Articles
24 May 2017

OPEC meeting: Four things to watch

How markets could react to the four major issues to be worked out in Vienna on the 25th May

Encore to an empty room

Five months into a 1.8 MMbbl/d production cut agreement, the OPEC and NOPEC band are getting back together this week to discuss an extension, but is the crowd still listening? The original deal initially supported markets but stubbornly high levels of inventories have depressed prices and concerns for the redux linger – Saudi Arabia can compensate for other members’ non-compliance, but when the orchestra turns out to be a one man band, who isn’t disappointed?
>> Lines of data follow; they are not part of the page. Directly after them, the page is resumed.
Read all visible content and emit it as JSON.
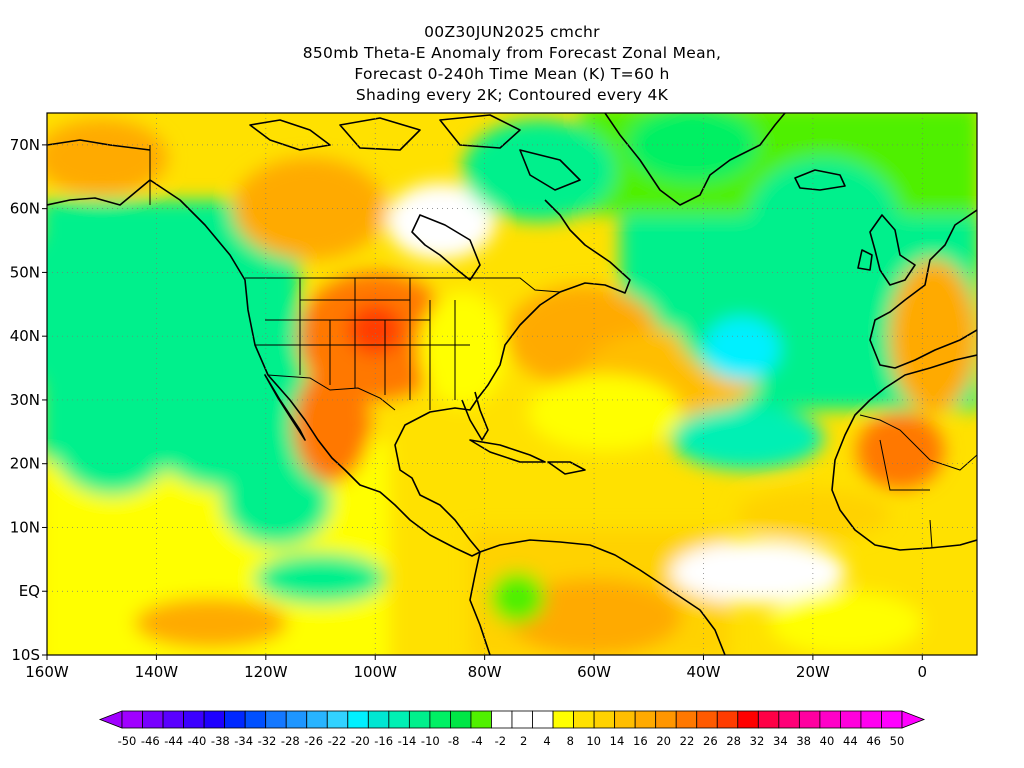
{
  "title_lines": [
    "00Z30JUN2025 cmchr",
    "850mb Theta-E Anomaly from Forecast Zonal Mean,",
    "Forecast 0-240h Time Mean (K) T=60 h",
    "Shading every 2K; Contoured every 4K"
  ],
  "map": {
    "lon_range": [
      -160,
      10
    ],
    "lat_range": [
      -10,
      75
    ],
    "lat_ticks": [
      {
        "value": 70,
        "label": "70N"
      },
      {
        "value": 60,
        "label": "60N"
      },
      {
        "value": 50,
        "label": "50N"
      },
      {
        "value": 40,
        "label": "40N"
      },
      {
        "value": 30,
        "label": "30N"
      },
      {
        "value": 20,
        "label": "20N"
      },
      {
        "value": 10,
        "label": "10N"
      },
      {
        "value": 0,
        "label": "EQ"
      },
      {
        "value": -10,
        "label": "10S"
      }
    ],
    "lon_ticks": [
      {
        "value": -160,
        "label": "160W"
      },
      {
        "value": -140,
        "label": "140W"
      },
      {
        "value": -120,
        "label": "120W"
      },
      {
        "value": -100,
        "label": "100W"
      },
      {
        "value": -80,
        "label": "80W"
      },
      {
        "value": -60,
        "label": "60W"
      },
      {
        "value": -40,
        "label": "40W"
      },
      {
        "value": -20,
        "label": "20W"
      },
      {
        "value": 0,
        "label": "0"
      }
    ]
  },
  "colorbar": {
    "labels": [
      "-50",
      "-46",
      "-44",
      "-40",
      "-38",
      "-34",
      "-32",
      "-28",
      "-26",
      "-22",
      "-20",
      "-16",
      "-14",
      "-10",
      "-8",
      "-4",
      "-2",
      "2",
      "4",
      "8",
      "10",
      "14",
      "16",
      "20",
      "22",
      "26",
      "28",
      "32",
      "34",
      "38",
      "40",
      "44",
      "46",
      "50"
    ],
    "colors": [
      "#a000ff",
      "#7800ff",
      "#5a00ff",
      "#3c00ff",
      "#1e00ff",
      "#0028ff",
      "#0050ff",
      "#1478ff",
      "#1e96ff",
      "#28b4ff",
      "#32d2ff",
      "#00f0ff",
      "#00e6d2",
      "#00f0b4",
      "#00f08c",
      "#00f064",
      "#00e646",
      "#50f000",
      "#ffffff",
      "#ffffff",
      "#ffffff",
      "#ffff00",
      "#ffe100",
      "#ffd200",
      "#ffbe00",
      "#ffaa00",
      "#ff9600",
      "#ff7800",
      "#ff5a00",
      "#ff3c00",
      "#ff0000",
      "#ff0046",
      "#ff0078",
      "#ff00a0",
      "#ff00c8",
      "#ff00dc",
      "#ff00f0",
      "#ff00ff"
    ]
  },
  "field_patches": [
    {
      "lon": -152,
      "lat": 40,
      "rx": 12,
      "ry": 10,
      "color": "#00f0ff"
    },
    {
      "lon": -146,
      "lat": 44,
      "rx": 22,
      "ry": 16,
      "color": "#00f08c"
    },
    {
      "lon": -128,
      "lat": 30,
      "rx": 16,
      "ry": 14,
      "color": "#00f08c"
    },
    {
      "lon": -148,
      "lat": 25,
      "rx": 12,
      "ry": 10,
      "color": "#00f08c"
    },
    {
      "lon": -118,
      "lat": 14,
      "rx": 10,
      "ry": 7,
      "color": "#00f08c"
    },
    {
      "lon": -100,
      "lat": 40,
      "rx": 14,
      "ry": 10,
      "color": "#ff7800"
    },
    {
      "lon": -100,
      "lat": 41,
      "rx": 5,
      "ry": 4,
      "color": "#ff3c00"
    },
    {
      "lon": -108,
      "lat": 26,
      "rx": 7,
      "ry": 9,
      "color": "#ff7800"
    },
    {
      "lon": -112,
      "lat": 60,
      "rx": 14,
      "ry": 8,
      "color": "#ffaa00"
    },
    {
      "lon": -150,
      "lat": 68,
      "rx": 12,
      "ry": 6,
      "color": "#ffaa00"
    },
    {
      "lon": -84,
      "lat": 38,
      "rx": 8,
      "ry": 9,
      "color": "#ffff00"
    },
    {
      "lon": -88,
      "lat": 58,
      "rx": 10,
      "ry": 6,
      "color": "#ffffff"
    },
    {
      "lon": -70,
      "lat": 66,
      "rx": 14,
      "ry": 8,
      "color": "#00f08c"
    },
    {
      "lon": -42,
      "lat": 70,
      "rx": 12,
      "ry": 6,
      "color": "#00f064"
    },
    {
      "lon": -62,
      "lat": 40,
      "rx": 14,
      "ry": 8,
      "color": "#ffaa00"
    },
    {
      "lon": -46,
      "lat": 34,
      "rx": 16,
      "ry": 7,
      "color": "#ffbe00"
    },
    {
      "lon": -58,
      "lat": 28,
      "rx": 14,
      "ry": 6,
      "color": "#ffff00"
    },
    {
      "lon": -32,
      "lat": 45,
      "rx": 14,
      "ry": 12,
      "color": "#00f08c"
    },
    {
      "lon": -33,
      "lat": 38,
      "rx": 7,
      "ry": 5,
      "color": "#00f0ff"
    },
    {
      "lon": -18,
      "lat": 58,
      "rx": 14,
      "ry": 10,
      "color": "#00f08c"
    },
    {
      "lon": -32,
      "lat": 24,
      "rx": 14,
      "ry": 5,
      "color": "#00f0b4"
    },
    {
      "lon": 2,
      "lat": 40,
      "rx": 8,
      "ry": 12,
      "color": "#ffaa00"
    },
    {
      "lon": -4,
      "lat": 22,
      "rx": 8,
      "ry": 6,
      "color": "#ff7800"
    },
    {
      "lon": -20,
      "lat": 12,
      "rx": 14,
      "ry": 4,
      "color": "#ffd200"
    },
    {
      "lon": -30,
      "lat": 3,
      "rx": 16,
      "ry": 5,
      "color": "#ffffff"
    },
    {
      "lon": -60,
      "lat": -4,
      "rx": 16,
      "ry": 6,
      "color": "#ffaa00"
    },
    {
      "lon": -74,
      "lat": -1,
      "rx": 5,
      "ry": 4,
      "color": "#50f000"
    },
    {
      "lon": -140,
      "lat": 3,
      "rx": 18,
      "ry": 5,
      "color": "#ffff00"
    },
    {
      "lon": -130,
      "lat": -5,
      "rx": 14,
      "ry": 4,
      "color": "#ffaa00"
    },
    {
      "lon": -110,
      "lat": 2,
      "rx": 12,
      "ry": 4,
      "color": "#00f08c"
    },
    {
      "lon": -14,
      "lat": -5,
      "rx": 14,
      "ry": 5,
      "color": "#ffff00"
    }
  ]
}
Bigger, better and even less believable

Like most attempts to outdo the original, this week’s extension promises to both improve and expand – compliance from countries which were previously lagging (Iraq, Russia) will be corrected and new members will join the band (Egypt, Turkmenistan).

Realistically, we believe there are four major issues to be worked out in Vienna on the 25th, with the market impact of possible outcomes drawn below

Possible market outcomes from the OPEC meeting

Source: ING
ING

1) Nine months or six months to recover

While initial plans were to discuss a three-to-six month extension, the conversation now seems to be centred on a nine-month extension i.e. until March 2018. The extension is designed to dissipate the high levels of oil in storage - OECD petroleum inventories at the end of 1Q17 stood nearly 260MMbbls above the five year average. The IEA estimates a stock drawdown of c.0.7-1MMbbls/d for the duration of the OPEC deal, which would theoretically place inventories back at the five year average by the end of the nine-month extension. Anything shorter, or slower drawdown rates, spell price weakness

2) Allowed exemptions and the Iraqi wildcard.

The current deal saw Libya and Nigeria being exempt from cuts as domestic issues reduced output and both needed time to recover lost production. As the geopolitical position of both countries remains tense, both countries are likely to seek further exemptions, despite a significant recovery in Libyan production towards 700 Mbbls/d.

Iran has also been allowed to increase its oil production by 90Mbbls/d to 3.797MMbbls/d during the last deal; and the country has been largely adhering to the production limit since then. Iran also understands that oil prices above US$50/bbl is crucial to attract the foreign investment into the oil exploration in the country; and hence likely to agree to the deal limiting its output near the same level of the last deal.

The wildcard for this topic is Iraq and specifically oil production and exports from semi-autonomous Kurdistan region. Iraq and Kurdistan follow independent oil production strategies while OPEC considers Kurdistan production as part of Iraqi supply. Hence, if Kurdistan doesn’t comply with cuts targets, Iraq needs to compensate by cutting more than its fair share of targets. Kurdistan doesn’t currently report production figures and could add nearly 50-60Mbbls/d of ‘ghost production’ this year: complying with Iraq’s production cut, but flowing into the market nonetheless.

3) Discipline amongst strangers

On paper the original agreement has been oversubscribed - compliance increased to 109% in April 2017 (increasing from 103% in March 2017) with 5 of 10 OPEC countries including Qatar, Saudi Arabia, Kuwait, Venezuela and UAE cutting even more than targeted. Setting aside Venezuela’s seemingly terminal decline, the question is how long these ‘overcutters’ will adhere to an agreement which others such as Iraq and, crucially, non-OPEC countries like Russia, are failing to meet. According to Reuters, non-OPEC members were only adhering to 64% of their agreed cuts earlier this year.

109%

OPEC compliance in April 2017

4) New friends or name dropping

The first production cut included eleven non-OPEC countries like Russia and Oman, but reports suggest new members may be joining. Turkmenistan and Egypt will be present during the Vienna discussion on 25 May, and while they are not considered heavyweights in global production, together producing 700 Mbbls/d of oil. We doubt either country will be willing to reduce production, and even if they agree to a cut of 5%, monitoring compliance to a 35 Mbbls/d cut in Egypt/Turkmenistan will be a difficult feat. All told, unless Canada decides to the party, we think the impact of additional countries is likely to be psychological rather than physical.